The Daily Forest Report July 14, 2014 Rise of the Ancient Sorcerers
by nielskunze on July 14, 2014
(Waiting By the Bridge by Ritual from their 2007 album The Hemulic Voluntary Band)
In case you haven’t noticed, the Hoodoos are the most attention-grabbing landscape feature in our neck of the woods. The highway curves around their base just across the Dutch Creek bridge where things often get a bit tricky. Tourists don’t hesitate to stop anywhere on highways, even in blind curves, when they see something so obviously photo-worthy. The Hoodoos have been the site of many many motor vehicle accidents over the years. There’s just something about them…
“The world over,” began Rodney’s latest presentation, “the Amnesiacs insisted that there was only one right way to live, and they enforced it through a policy of genocide. There’s was an agroindustrial form of domination that demanded the forests and vales be abandoned or transformed according to a totalitarian method of food production.”

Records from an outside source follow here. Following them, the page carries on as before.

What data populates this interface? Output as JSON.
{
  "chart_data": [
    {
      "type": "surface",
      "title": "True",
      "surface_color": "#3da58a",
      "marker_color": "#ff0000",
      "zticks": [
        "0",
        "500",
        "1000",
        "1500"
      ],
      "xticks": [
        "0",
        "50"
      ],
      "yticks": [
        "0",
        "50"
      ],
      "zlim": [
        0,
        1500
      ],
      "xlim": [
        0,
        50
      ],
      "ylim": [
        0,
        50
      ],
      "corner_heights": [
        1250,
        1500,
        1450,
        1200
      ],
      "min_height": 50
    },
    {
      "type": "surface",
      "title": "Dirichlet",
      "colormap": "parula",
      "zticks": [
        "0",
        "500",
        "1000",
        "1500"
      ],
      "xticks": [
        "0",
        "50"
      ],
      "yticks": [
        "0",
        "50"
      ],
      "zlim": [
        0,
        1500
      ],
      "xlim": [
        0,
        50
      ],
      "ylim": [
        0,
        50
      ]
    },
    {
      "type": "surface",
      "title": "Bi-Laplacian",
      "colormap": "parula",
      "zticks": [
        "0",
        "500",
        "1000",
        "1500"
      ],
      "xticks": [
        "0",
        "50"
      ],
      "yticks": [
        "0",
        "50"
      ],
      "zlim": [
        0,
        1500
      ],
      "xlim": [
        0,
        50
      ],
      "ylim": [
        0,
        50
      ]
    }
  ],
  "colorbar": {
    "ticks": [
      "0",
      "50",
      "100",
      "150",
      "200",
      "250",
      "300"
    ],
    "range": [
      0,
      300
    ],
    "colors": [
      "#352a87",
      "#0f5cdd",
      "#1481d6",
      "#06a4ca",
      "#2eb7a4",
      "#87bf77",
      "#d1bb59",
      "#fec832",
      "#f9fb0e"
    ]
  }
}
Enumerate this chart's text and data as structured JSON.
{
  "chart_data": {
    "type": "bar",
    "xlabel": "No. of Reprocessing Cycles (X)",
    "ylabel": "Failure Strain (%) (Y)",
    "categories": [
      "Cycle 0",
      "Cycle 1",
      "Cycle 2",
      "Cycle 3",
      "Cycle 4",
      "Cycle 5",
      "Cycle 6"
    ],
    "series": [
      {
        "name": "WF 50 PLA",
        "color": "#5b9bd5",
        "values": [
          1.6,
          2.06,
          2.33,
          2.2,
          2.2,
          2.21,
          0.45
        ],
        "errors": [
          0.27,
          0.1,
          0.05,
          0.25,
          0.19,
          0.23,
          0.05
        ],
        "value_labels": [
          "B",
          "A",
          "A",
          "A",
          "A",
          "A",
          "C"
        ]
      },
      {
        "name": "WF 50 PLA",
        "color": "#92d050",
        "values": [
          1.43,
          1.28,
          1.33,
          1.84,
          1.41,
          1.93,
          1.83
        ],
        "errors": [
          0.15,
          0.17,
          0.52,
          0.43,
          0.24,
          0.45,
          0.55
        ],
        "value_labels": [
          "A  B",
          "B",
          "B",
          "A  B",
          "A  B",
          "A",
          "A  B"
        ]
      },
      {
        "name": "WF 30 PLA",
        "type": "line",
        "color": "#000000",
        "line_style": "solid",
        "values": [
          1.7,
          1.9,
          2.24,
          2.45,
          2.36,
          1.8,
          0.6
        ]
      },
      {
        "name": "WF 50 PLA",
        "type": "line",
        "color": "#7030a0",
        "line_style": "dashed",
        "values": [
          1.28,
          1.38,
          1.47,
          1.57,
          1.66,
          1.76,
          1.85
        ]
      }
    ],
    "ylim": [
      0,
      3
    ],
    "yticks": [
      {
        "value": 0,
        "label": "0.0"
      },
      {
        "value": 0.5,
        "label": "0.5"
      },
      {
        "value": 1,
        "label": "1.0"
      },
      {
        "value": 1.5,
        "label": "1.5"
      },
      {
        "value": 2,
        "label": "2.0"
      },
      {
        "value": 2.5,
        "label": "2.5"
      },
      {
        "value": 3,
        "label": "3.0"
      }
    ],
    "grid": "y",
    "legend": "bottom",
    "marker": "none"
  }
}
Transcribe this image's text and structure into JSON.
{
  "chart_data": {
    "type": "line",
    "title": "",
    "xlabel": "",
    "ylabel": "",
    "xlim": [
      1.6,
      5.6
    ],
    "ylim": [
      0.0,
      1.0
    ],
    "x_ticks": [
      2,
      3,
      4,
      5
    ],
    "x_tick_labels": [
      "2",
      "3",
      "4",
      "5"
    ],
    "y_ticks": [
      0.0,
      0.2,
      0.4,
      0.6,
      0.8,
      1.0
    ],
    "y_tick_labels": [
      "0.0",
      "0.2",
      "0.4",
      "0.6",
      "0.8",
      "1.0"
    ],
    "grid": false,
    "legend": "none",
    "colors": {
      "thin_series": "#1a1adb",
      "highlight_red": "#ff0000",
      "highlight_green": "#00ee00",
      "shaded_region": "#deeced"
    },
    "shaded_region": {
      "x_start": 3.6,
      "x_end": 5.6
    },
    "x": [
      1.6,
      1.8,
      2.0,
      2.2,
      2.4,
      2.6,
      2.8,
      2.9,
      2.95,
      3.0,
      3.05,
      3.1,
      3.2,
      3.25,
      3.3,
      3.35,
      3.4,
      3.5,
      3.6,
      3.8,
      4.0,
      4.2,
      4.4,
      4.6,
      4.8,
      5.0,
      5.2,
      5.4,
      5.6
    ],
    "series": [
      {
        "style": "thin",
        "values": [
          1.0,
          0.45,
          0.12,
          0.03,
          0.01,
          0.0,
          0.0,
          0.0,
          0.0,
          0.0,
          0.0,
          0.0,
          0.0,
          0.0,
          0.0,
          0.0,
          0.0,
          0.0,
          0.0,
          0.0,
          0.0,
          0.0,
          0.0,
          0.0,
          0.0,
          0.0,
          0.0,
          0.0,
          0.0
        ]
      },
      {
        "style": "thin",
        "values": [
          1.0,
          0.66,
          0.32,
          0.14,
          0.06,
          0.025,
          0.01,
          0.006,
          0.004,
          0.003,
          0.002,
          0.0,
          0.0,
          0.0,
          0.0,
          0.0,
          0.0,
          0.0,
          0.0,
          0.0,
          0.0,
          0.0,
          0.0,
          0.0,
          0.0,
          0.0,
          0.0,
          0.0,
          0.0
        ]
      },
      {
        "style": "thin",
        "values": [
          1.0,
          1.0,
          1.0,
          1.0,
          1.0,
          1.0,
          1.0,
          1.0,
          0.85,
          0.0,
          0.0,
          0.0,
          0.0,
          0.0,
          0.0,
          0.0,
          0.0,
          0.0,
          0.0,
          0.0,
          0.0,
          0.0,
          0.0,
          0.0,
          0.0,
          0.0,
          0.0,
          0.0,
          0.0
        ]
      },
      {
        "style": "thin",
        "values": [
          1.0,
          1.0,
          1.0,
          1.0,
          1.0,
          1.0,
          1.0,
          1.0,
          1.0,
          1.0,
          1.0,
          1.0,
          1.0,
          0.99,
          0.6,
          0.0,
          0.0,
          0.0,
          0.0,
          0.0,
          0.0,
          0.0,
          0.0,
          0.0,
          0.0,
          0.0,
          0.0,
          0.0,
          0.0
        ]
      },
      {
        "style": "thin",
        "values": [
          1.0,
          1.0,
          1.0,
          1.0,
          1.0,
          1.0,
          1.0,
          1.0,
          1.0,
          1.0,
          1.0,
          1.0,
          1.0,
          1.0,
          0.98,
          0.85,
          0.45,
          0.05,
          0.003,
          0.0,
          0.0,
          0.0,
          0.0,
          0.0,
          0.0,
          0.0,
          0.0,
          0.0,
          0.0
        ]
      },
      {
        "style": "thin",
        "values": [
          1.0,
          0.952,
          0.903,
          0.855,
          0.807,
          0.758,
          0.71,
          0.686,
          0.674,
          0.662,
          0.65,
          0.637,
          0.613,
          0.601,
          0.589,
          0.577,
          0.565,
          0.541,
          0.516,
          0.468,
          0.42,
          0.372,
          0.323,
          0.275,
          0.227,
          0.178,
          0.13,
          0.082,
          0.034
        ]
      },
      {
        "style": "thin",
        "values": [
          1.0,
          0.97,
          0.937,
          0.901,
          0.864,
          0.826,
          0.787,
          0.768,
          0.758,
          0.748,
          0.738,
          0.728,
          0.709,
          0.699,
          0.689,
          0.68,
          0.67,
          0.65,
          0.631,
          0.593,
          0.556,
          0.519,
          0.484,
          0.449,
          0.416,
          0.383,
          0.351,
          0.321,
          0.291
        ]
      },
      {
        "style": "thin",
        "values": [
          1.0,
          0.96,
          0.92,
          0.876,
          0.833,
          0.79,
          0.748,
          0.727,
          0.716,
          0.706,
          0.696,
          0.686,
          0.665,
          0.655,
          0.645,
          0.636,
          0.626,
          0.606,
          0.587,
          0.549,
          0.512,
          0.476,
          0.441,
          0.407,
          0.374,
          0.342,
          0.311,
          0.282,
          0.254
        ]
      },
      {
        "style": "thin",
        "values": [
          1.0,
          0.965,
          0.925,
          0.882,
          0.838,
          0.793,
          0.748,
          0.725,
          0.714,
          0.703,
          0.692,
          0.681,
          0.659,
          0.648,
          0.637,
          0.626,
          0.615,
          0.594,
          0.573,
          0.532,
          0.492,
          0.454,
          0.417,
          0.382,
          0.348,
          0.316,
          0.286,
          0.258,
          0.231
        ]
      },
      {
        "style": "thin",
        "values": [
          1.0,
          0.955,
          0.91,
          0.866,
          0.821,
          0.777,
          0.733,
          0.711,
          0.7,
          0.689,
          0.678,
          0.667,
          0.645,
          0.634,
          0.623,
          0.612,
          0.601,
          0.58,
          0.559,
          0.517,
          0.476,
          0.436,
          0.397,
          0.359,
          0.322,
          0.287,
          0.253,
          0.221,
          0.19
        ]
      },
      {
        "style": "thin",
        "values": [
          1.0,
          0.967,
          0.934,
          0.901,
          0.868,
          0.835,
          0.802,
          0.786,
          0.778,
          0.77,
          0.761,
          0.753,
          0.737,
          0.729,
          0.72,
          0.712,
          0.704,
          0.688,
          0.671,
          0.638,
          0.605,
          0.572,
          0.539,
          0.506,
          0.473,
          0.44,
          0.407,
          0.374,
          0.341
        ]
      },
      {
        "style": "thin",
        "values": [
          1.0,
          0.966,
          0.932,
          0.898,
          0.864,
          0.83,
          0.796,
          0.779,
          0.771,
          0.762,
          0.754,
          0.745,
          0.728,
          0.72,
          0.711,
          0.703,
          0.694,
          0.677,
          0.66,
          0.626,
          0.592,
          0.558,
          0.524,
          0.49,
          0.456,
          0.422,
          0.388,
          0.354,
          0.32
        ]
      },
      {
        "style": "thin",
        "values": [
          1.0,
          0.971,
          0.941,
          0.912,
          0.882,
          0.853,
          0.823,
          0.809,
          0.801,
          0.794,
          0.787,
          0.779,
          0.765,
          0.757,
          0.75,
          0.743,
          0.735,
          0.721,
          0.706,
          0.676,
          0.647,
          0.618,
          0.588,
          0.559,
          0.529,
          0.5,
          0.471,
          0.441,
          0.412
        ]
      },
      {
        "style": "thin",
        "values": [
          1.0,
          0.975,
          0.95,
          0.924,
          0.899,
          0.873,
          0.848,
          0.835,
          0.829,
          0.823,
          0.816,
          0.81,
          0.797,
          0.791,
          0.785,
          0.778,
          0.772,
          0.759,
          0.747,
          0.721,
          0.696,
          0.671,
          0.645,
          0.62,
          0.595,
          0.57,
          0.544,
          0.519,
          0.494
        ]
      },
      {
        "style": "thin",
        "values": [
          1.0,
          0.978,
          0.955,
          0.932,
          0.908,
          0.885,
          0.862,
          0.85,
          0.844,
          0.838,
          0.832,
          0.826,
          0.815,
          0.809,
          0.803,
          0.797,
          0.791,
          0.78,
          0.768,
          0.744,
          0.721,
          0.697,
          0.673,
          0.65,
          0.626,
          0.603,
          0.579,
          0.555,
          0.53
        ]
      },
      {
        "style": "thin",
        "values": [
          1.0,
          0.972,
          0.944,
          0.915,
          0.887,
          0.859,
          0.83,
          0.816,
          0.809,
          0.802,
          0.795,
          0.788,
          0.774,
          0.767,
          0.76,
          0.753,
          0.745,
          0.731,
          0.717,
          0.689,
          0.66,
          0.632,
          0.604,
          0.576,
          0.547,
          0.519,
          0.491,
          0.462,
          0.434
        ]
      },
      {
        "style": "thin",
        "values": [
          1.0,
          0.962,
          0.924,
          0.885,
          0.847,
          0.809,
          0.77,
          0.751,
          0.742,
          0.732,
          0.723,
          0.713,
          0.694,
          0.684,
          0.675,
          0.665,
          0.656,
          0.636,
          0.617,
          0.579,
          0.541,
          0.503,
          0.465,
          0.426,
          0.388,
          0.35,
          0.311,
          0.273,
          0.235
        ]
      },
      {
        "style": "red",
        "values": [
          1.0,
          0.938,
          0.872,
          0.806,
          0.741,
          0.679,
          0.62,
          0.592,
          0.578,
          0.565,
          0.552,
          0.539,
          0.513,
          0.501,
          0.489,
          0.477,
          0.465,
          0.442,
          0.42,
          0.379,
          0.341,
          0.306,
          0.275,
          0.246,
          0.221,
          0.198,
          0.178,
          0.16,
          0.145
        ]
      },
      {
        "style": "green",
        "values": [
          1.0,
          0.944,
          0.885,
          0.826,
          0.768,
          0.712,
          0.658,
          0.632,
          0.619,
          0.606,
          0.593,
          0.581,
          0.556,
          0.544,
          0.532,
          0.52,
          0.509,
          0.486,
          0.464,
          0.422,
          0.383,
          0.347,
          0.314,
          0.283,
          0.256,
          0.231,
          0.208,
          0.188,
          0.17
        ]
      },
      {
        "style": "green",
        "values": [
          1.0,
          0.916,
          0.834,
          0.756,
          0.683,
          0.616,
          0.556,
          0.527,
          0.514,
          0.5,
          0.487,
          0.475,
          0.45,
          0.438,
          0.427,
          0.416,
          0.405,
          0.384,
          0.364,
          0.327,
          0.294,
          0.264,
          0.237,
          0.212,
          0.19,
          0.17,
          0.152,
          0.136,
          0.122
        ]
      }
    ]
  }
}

“Once the StoryKeepers had passed their oral traditions to the Rodderick clan of the Raven Nation for safekeeping, they abandoned their peaceful homes and embarked upon a journey of warriorship. They knew that without their oral traditions, the Amnesiacs would be disconnected from the Earth… for they would be disconnected from that portion of their minds engaged in myth. All of their plans would become so very short-sighted… and ultimately doomed.”
“The StoryKeepers transformed themselves into the Ancient Sorcerers; their magicks relied upon the art of ritual; they remained mythic in their basic orientation… for as long as they could endure.”
“But the unliving, unloving technology of the Amnesiacs became too proficient at dealing death to any resistance… and ritual is blocked by a mind in fear. Among the Ancient Sorcerers a fatal doubt took hold.”
“With the loss of the ritualistic mind, with the loss of myth and intuition, their magicks became weak and ineffectual. There was only one, Ajna, who continued to rally the noble cause of the Ancient Sorcerers. Ajna was whole and complete in himself, a being of great vision. If ever his leadership was severed from the rest of the clan, the fight would be over…”
…and all their dreams for themselves and their children would all turn to stone.”